Lloyd’s and the University of Cambridge’s Centre for Risk Studies have launched a new report: Business Blackout. This joint report is the first to examine the insurance implications of a major cyber attack, using the U.S. power grid as an example.
The report depicts a scenario where hackers shut down parts of the U.S. power grid, plunging 15 U.S. states and Washington DC into darkness and leaving 93 million people without power. Experts predict it would result in a rise in mortality rates as health and safety systems fail; a decline in trade as ports shut down; disruption to water supplies as electric pumps fail and chaos to transport networks as infrastructure collapses.
The total impact to the U.S. economy is estimated at $243 billion, rising to more than $1 trillion in the most extreme version of the scenario. The cyber attack scenario shows the broad range of claims that could be triggered by disruption to the US power grid, with total amount of claims paid by the insurance industry estimated at $21.4 billion, rising to $71.1 billion in the most extreme version of the scenario.
Speaking about the new report, Tom Bolt, director of performance management at Lloyd’s, said:
“This scenario shows the huge impact and havoc that could result from a major cyber attack on the United States. The reality is that the modern, digital, and interconnected world creates the conditions for significant damage, and we know there are hostile actors with the skills and desire to cause harm.
“As insurers, we need to think about these sorts of complex and interconnected risks and ensure that we provide innovative and comprehensive cyber insurance to protect businesses and governments. This type of insurance has the potential to be a valuable tool for enhancing the management of, and resilience to, cyber risk.”
“Governments also have a role to play. We need them to help share data, so we are able to accurately assess risk and protect businesses.”

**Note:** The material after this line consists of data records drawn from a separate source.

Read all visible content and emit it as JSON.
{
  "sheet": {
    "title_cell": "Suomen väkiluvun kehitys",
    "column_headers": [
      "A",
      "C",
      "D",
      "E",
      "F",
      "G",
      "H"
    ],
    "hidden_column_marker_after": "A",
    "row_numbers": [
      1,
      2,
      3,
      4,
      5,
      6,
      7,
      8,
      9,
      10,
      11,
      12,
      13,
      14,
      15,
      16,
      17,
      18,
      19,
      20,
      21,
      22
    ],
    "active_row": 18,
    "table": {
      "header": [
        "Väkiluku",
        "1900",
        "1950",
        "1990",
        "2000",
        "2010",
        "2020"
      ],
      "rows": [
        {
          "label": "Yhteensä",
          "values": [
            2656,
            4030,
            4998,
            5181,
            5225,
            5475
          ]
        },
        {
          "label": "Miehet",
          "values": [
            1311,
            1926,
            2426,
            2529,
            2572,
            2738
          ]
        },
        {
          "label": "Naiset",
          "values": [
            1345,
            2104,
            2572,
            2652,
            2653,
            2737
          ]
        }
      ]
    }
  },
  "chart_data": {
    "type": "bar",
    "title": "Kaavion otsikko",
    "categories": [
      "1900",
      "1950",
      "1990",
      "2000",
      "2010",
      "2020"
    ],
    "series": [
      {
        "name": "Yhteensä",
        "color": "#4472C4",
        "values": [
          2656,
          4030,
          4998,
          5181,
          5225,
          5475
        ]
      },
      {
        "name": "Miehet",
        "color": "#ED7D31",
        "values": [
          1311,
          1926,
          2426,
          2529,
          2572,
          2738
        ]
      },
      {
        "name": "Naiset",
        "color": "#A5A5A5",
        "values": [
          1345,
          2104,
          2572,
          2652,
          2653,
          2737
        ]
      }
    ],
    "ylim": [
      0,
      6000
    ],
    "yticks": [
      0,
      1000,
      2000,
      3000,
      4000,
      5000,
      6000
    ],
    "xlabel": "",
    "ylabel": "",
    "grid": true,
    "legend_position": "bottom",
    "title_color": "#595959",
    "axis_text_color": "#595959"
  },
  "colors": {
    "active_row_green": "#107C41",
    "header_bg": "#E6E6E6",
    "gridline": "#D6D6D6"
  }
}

The full report can be downloaded at www.lloyds.com/businessblackout
Lloyd’s has been working with the UK Government and other insurers to develop London as a global centre for cyber risk management.

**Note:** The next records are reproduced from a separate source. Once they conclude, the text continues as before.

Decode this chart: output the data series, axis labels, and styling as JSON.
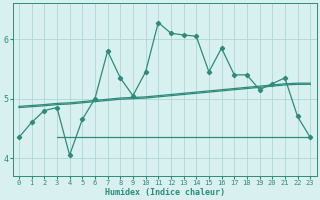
{
  "xlabel": "Humidex (Indice chaleur)",
  "bg_color": "#d8f0f0",
  "line_color": "#2e8b7a",
  "grid_color": "#acd8d8",
  "x_min": -0.5,
  "x_max": 23.5,
  "y_min": 3.7,
  "y_max": 6.6,
  "yticks": [
    4,
    5,
    6
  ],
  "xticks": [
    0,
    1,
    2,
    3,
    4,
    5,
    6,
    7,
    8,
    9,
    10,
    11,
    12,
    13,
    14,
    15,
    16,
    17,
    18,
    19,
    20,
    21,
    22,
    23
  ],
  "line1_x": [
    0,
    1,
    2,
    3,
    4,
    5,
    6,
    7,
    8,
    9,
    10,
    11,
    12,
    13,
    14,
    15,
    16,
    17,
    18,
    19,
    20,
    21,
    22,
    23
  ],
  "line1_y": [
    4.35,
    4.6,
    4.8,
    4.85,
    4.05,
    4.65,
    5.0,
    5.8,
    5.35,
    5.05,
    5.45,
    6.28,
    6.1,
    6.07,
    6.05,
    5.45,
    5.85,
    5.4,
    5.4,
    5.15,
    5.25,
    5.35,
    4.7,
    4.35
  ],
  "line2_x": [
    0,
    2,
    3,
    4,
    5,
    6,
    7,
    8,
    9,
    10,
    11,
    12,
    13,
    14,
    15,
    16,
    17,
    18,
    19,
    20,
    21,
    22,
    23
  ],
  "line2_y": [
    4.87,
    4.9,
    4.92,
    4.93,
    4.95,
    4.97,
    4.99,
    5.01,
    5.02,
    5.03,
    5.05,
    5.07,
    5.09,
    5.11,
    5.13,
    5.15,
    5.17,
    5.19,
    5.21,
    5.23,
    5.25,
    5.26,
    5.26
  ],
  "line3_x": [
    0,
    2,
    3,
    4,
    5,
    6,
    7,
    8,
    9,
    10,
    11,
    12,
    13,
    14,
    15,
    16,
    17,
    18,
    19,
    20,
    21,
    22,
    23
  ],
  "line3_y": [
    4.85,
    4.88,
    4.9,
    4.91,
    4.93,
    4.95,
    4.97,
    4.99,
    5.0,
    5.01,
    5.03,
    5.05,
    5.07,
    5.09,
    5.11,
    5.13,
    5.15,
    5.17,
    5.19,
    5.21,
    5.23,
    5.24,
    5.24
  ],
  "line4_x": [
    3,
    23
  ],
  "line4_y": [
    4.35,
    4.35
  ]
}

Lloyd’s produced this report to help underwriters operating in the Lloyd’s market identify these previously unconsidered cyber attack impacts on insurance and risk. The scenario described in this report is relevant to stress and scenario testing required under the Solvency II framework: although unlikely, it represents a class of events with a probability thought to be well within the benchmark return period of 1:200 years against which insurers must be resilient.

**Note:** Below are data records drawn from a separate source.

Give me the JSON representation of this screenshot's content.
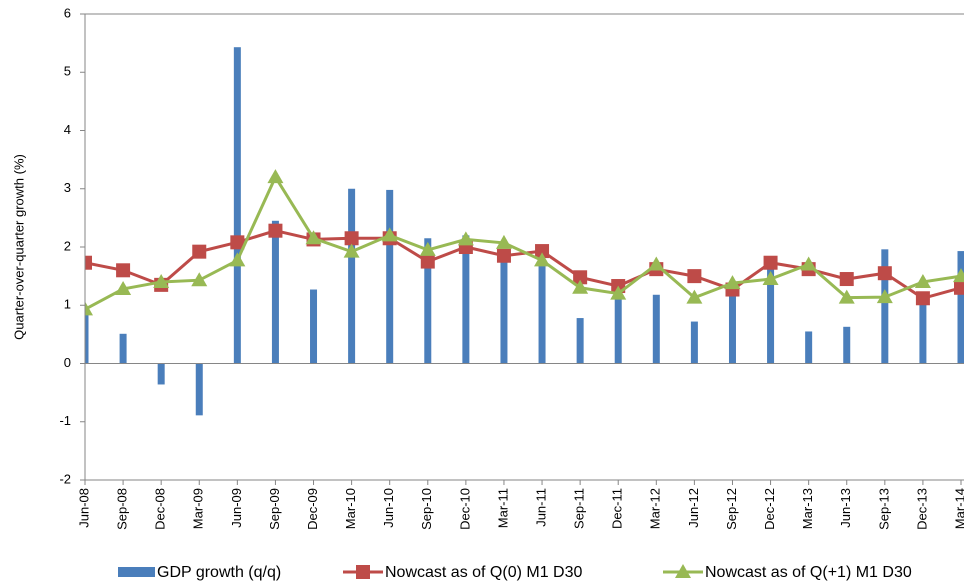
{
  "chart_data": {
    "type": "bar-line",
    "y_label": "Quarter-over-quarter growth (%)",
    "categories": [
      "Jun-08",
      "Sep-08",
      "Dec-08",
      "Mar-09",
      "Jun-09",
      "Sep-09",
      "Dec-09",
      "Mar-10",
      "Jun-10",
      "Sep-10",
      "Dec-10",
      "Mar-11",
      "Jun-11",
      "Sep-11",
      "Dec-11",
      "Mar-12",
      "Jun-12",
      "Sep-12",
      "Dec-12",
      "Mar-13",
      "Jun-13",
      "Sep-13",
      "Dec-13",
      "Mar-14"
    ],
    "series": [
      {
        "name": "GDP growth (q/q)",
        "kind": "bar",
        "color": "#4a7ebb",
        "values": [
          0.86,
          0.51,
          -0.36,
          -0.89,
          5.43,
          2.45,
          1.27,
          3.0,
          2.98,
          2.15,
          2.2,
          1.8,
          1.75,
          0.78,
          1.3,
          1.18,
          0.72,
          1.3,
          1.75,
          0.55,
          0.63,
          1.96,
          1.1,
          1.93
        ]
      },
      {
        "name": "Nowcast as of Q(0) M1 D30",
        "kind": "line",
        "marker": "square",
        "color": "#be4b48",
        "values": [
          1.73,
          1.6,
          1.35,
          1.92,
          2.08,
          2.28,
          2.13,
          2.15,
          2.15,
          1.75,
          2.0,
          1.85,
          1.93,
          1.48,
          1.33,
          1.62,
          1.5,
          1.27,
          1.73,
          1.62,
          1.45,
          1.55,
          1.12,
          1.3
        ]
      },
      {
        "name": "Nowcast as of Q(+1) M1 D30",
        "kind": "line",
        "marker": "triangle",
        "color": "#98b954",
        "values": [
          0.93,
          1.28,
          1.4,
          1.43,
          1.77,
          3.2,
          2.15,
          1.92,
          2.2,
          1.95,
          2.13,
          2.07,
          1.77,
          1.3,
          1.2,
          1.7,
          1.13,
          1.38,
          1.45,
          1.7,
          1.13,
          1.14,
          1.4,
          1.5
        ]
      }
    ],
    "ylim": [
      -2,
      6
    ],
    "yticks": [
      -2,
      -1,
      0,
      1,
      2,
      3,
      4,
      5,
      6
    ],
    "grid": false
  }
}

Scenarios are not predictions; they explore what might happen based on past events and scientific, social and economic theory. In a world of emerging risk, it is not possible to achieve certainty regarding the nature and scale of threats faced by insurers – as such the insurance industry must be resilient to uncertainty.
Lloyd’s developed the scenario and its likely impacts with researchers from Cambridge Centre for Risk Studies at University of Cambridge Judge Business School.